La FNMF défend aussi l’application du principe de proportionnalité, qui permet de répondre aux préoccupations et contraintes de toutes les mutuelles, quelle que soit leur taille. Si une mutuelle estime que pour conserver le lien avec ses adhérents, elle doit rester une mutuelle indépendante, non adossée, territoriale, il nous semble évident que le superviseur doit respecter sa décision, qui est aussi celle des adhérents. Cela implique donc d’appliquer la proportionnalité dans la régulation qui lui est imposée.

Les valeurs mutualistes d’hier sont-elles encore celles d’aujourd’hui ? Si oui, pourquoi le sont-elles toujours ? Si non, qu’est ce qui a changé ?

T. B. : Mettre l’humain au cœur du modèle mutualiste est un élément de continuité qui guide nos actions et nos innovations.
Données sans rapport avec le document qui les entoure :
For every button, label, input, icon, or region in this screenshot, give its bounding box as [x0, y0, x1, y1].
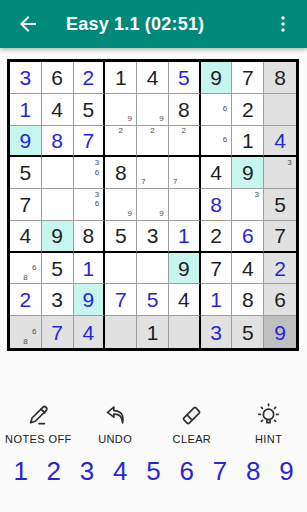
numpad-2[interactable]: 2 [45, 456, 63, 487]
user-digit: 1 [178, 225, 190, 246]
pencil-notes: 7 [137, 157, 168, 188]
numpad-5[interactable]: 5 [144, 456, 162, 487]
cell-r7c4[interactable] [105, 253, 137, 285]
cell-r2c5[interactable]: 9 [137, 94, 169, 126]
cell-r9c4[interactable] [105, 316, 137, 348]
cell-r3c6[interactable]: 2 [169, 126, 201, 158]
back-button[interactable] [16, 12, 40, 36]
cell-r3c7[interactable]: 6 [201, 126, 233, 158]
pencil-notes: 36 [74, 189, 104, 220]
cell-r6c6[interactable]: 1 [169, 221, 201, 253]
clear-label: CLEAR [173, 433, 212, 445]
undo-icon [102, 402, 129, 429]
arrow-left-icon [16, 12, 40, 36]
pencil-notes: 9 [105, 94, 136, 125]
given-digit: 4 [51, 99, 63, 120]
cell-r5c7[interactable]: 8 [201, 189, 233, 221]
pencil-notes: 9 [105, 189, 136, 220]
cell-r7c3[interactable]: 1 [74, 253, 106, 285]
user-digit: 5 [147, 289, 159, 310]
cell-r7c8[interactable]: 4 [232, 253, 264, 285]
given-digit: 7 [210, 258, 222, 279]
given-digit: 5 [242, 322, 254, 343]
cell-r1c6[interactable]: 5 [169, 62, 201, 94]
cell-r5c8[interactable]: 3 [232, 189, 264, 221]
cell-r6c5[interactable]: 3 [137, 221, 169, 253]
lightbulb-icon [255, 402, 282, 429]
pencil-icon [25, 402, 52, 429]
cell-r8c2[interactable]: 3 [42, 284, 74, 316]
cell-r9c3[interactable]: 4 [74, 316, 106, 348]
cell-r8c8[interactable]: 8 [232, 284, 264, 316]
pencil-notes: 7 [169, 157, 199, 188]
pencil-notes: 36 [74, 157, 104, 188]
cell-r5c1[interactable]: 7 [10, 189, 42, 221]
pencil-notes: 3 [264, 157, 296, 188]
cell-r4c8[interactable]: 9 [232, 157, 264, 189]
cell-r1c2[interactable]: 6 [42, 62, 74, 94]
given-digit: 8 [178, 99, 190, 120]
user-digit: 2 [20, 289, 32, 310]
cell-r4c1[interactable]: 5 [10, 157, 42, 189]
cell-r9c2[interactable]: 7 [42, 316, 74, 348]
cell-r3c9[interactable]: 4 [264, 126, 296, 158]
cell-r8c4[interactable]: 7 [105, 284, 137, 316]
given-digit: 9 [178, 258, 190, 279]
given-digit: 9 [51, 225, 63, 246]
user-digit: 3 [210, 322, 222, 343]
cell-r4c9[interactable]: 3 [264, 157, 296, 189]
cell-r1c8[interactable]: 7 [232, 62, 264, 94]
user-digit: 9 [83, 289, 95, 310]
sudoku-board: 3621459781459986298722261453687749373699… [7, 59, 299, 351]
given-digit: 1 [115, 67, 127, 88]
given-digit: 5 [83, 99, 95, 120]
cell-r1c7[interactable]: 9 [201, 62, 233, 94]
cell-r5c3[interactable]: 36 [74, 189, 106, 221]
cell-r3c2[interactable]: 8 [42, 126, 74, 158]
cell-r2c7[interactable]: 6 [201, 94, 233, 126]
cell-r7c6[interactable]: 9 [169, 253, 201, 285]
eraser-icon [178, 402, 205, 429]
user-digit: 2 [274, 258, 286, 279]
given-digit: 8 [274, 67, 286, 88]
given-digit: 4 [147, 67, 159, 88]
given-digit: 6 [51, 67, 63, 88]
given-digit: 4 [178, 289, 190, 310]
user-digit: 6 [242, 225, 254, 246]
cell-r3c4[interactable]: 2 [105, 126, 137, 158]
cell-r5c9[interactable]: 5 [264, 189, 296, 221]
given-digit: 2 [210, 225, 222, 246]
cell-r8c7[interactable]: 1 [201, 284, 233, 316]
cell-r1c3[interactable]: 2 [74, 62, 106, 94]
cell-r7c2[interactable]: 5 [42, 253, 74, 285]
given-digit: 9 [210, 67, 222, 88]
sudoku-app: Easy 1.1 (02:51) 36214597814599862987222… [0, 0, 307, 512]
cell-r2c3[interactable]: 5 [74, 94, 106, 126]
numpad-7[interactable]: 7 [211, 456, 229, 487]
app-bar: Easy 1.1 (02:51) [0, 0, 307, 48]
given-digit: 5 [274, 194, 286, 215]
cell-r6c3[interactable]: 8 [74, 221, 106, 253]
cell-r6c2[interactable]: 9 [42, 221, 74, 253]
user-digit: 9 [274, 322, 286, 343]
pencil-notes: 6 [201, 126, 232, 156]
given-digit: 1 [147, 322, 159, 343]
cell-r6c4[interactable]: 5 [105, 221, 137, 253]
pencil-notes: 9 [137, 189, 168, 220]
pencil-notes: 2 [105, 126, 136, 156]
cell-r2c8[interactable]: 2 [232, 94, 264, 126]
cell-r8c5[interactable]: 5 [137, 284, 169, 316]
cell-r4c6[interactable]: 7 [169, 157, 201, 189]
cell-r9c5[interactable]: 1 [137, 316, 169, 348]
cell-r4c4[interactable]: 8 [105, 157, 137, 189]
cell-r8c1[interactable]: 2 [10, 284, 42, 316]
cell-r8c6[interactable]: 4 [169, 284, 201, 316]
given-digit: 4 [20, 225, 32, 246]
cell-r4c7[interactable]: 4 [201, 157, 233, 189]
cell-r9c9[interactable]: 9 [264, 316, 296, 348]
given-digit: 5 [20, 162, 32, 183]
given-digit: 8 [115, 162, 127, 183]
cell-r9c1[interactable]: 68 [10, 316, 42, 348]
cell-r3c5[interactable]: 2 [137, 126, 169, 158]
given-digit: 3 [147, 225, 159, 246]
given-digit: 7 [20, 194, 32, 215]
cell-r9c7[interactable]: 3 [201, 316, 233, 348]
given-digit: 8 [83, 225, 95, 246]
hint-button[interactable]: HINT [230, 396, 307, 445]
user-digit: 7 [115, 289, 127, 310]
pencil-notes: 3 [232, 189, 263, 220]
cell-r1c4[interactable]: 1 [105, 62, 137, 94]
cell-r4c5[interactable]: 7 [137, 157, 169, 189]
undo-label: UNDO [98, 433, 132, 445]
clear-button[interactable]: CLEAR [154, 396, 231, 445]
user-digit: 2 [83, 67, 95, 88]
hint-label: HINT [255, 433, 282, 445]
user-digit: 7 [51, 322, 63, 343]
cell-r9c6[interactable] [169, 316, 201, 348]
toolbar: NOTES OFF UNDO CLEAR [0, 396, 307, 445]
notes-toggle-button[interactable]: NOTES OFF [0, 396, 77, 445]
user-digit: 3 [20, 67, 32, 88]
cell-r5c5[interactable]: 9 [137, 189, 169, 221]
cell-r7c1[interactable]: 68 [10, 253, 42, 285]
given-digit: 7 [274, 225, 286, 246]
user-digit: 7 [83, 130, 95, 151]
user-digit: 9 [20, 130, 32, 151]
user-digit: 1 [83, 258, 95, 279]
given-digit: 1 [242, 130, 254, 151]
given-digit: 3 [51, 289, 63, 310]
user-digit: 8 [51, 130, 63, 151]
user-digit: 5 [178, 67, 190, 88]
given-digit: 4 [210, 162, 222, 183]
given-digit: 7 [242, 67, 254, 88]
page-title: Easy 1.1 (02:51) [66, 14, 204, 35]
cell-r3c1[interactable]: 9 [10, 126, 42, 158]
vertical-dots-icon [272, 13, 294, 35]
numpad-4[interactable]: 4 [111, 456, 129, 487]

Cette priorité fonde le soin mutuel, lorsque chacun se préoccupe de chacun, la société de chacun et chacun de la société. Je suis convaincu de la modernité de ce modèle, de son utilité dans une société fracturée qui a plus que jamais besoin de refabriquer du commun, de retisser des liens. Bien sûr, nous cherchons à « moderniser », à mettre au goût du jour nos modes d’organisation et de fonctionnement, afin qu’ils correspondent à la façon dont les français veulent vivre la mutualité aujourd’hui. Dans le contexte actuel, les valeurs mutualistes connaissent un regain d’intérêt avec des modes de mobilisation qui évoluent, en particulier de la part de la jeunesse.

La sauvegarde des valeurs mutualistes représente-t-elle, selon vous, un atout concurrentiel ?

T. B. : Dans une économie financiarisée et  soumise aux exigences de rentabilité, les mutuelles ne soignent pas leurs actionnaires mais leurs adhérents. C’est une différence essentielle. Le mutualisme doit conserver son identité, au bénéfice des français et de la solidarité. Il doit en permanence regarder de l’avant et innover. Et probablement viser à davantage prévenir plutôt que réparer, davantage éviter la création des inégalités sociales que les corriger. L’accompagnement  de l’adhérent va bien au-delà du remboursement de sa prestation santé. En prévention, bien sûr, mais également dans les moments difficiles de sa vie, les mutuelles sont là pour lui proposer des services pour mieux vivre et aussi l’accompagner dans sa compréhension du système de santé qui est riche mais aussi extrêmement complexe.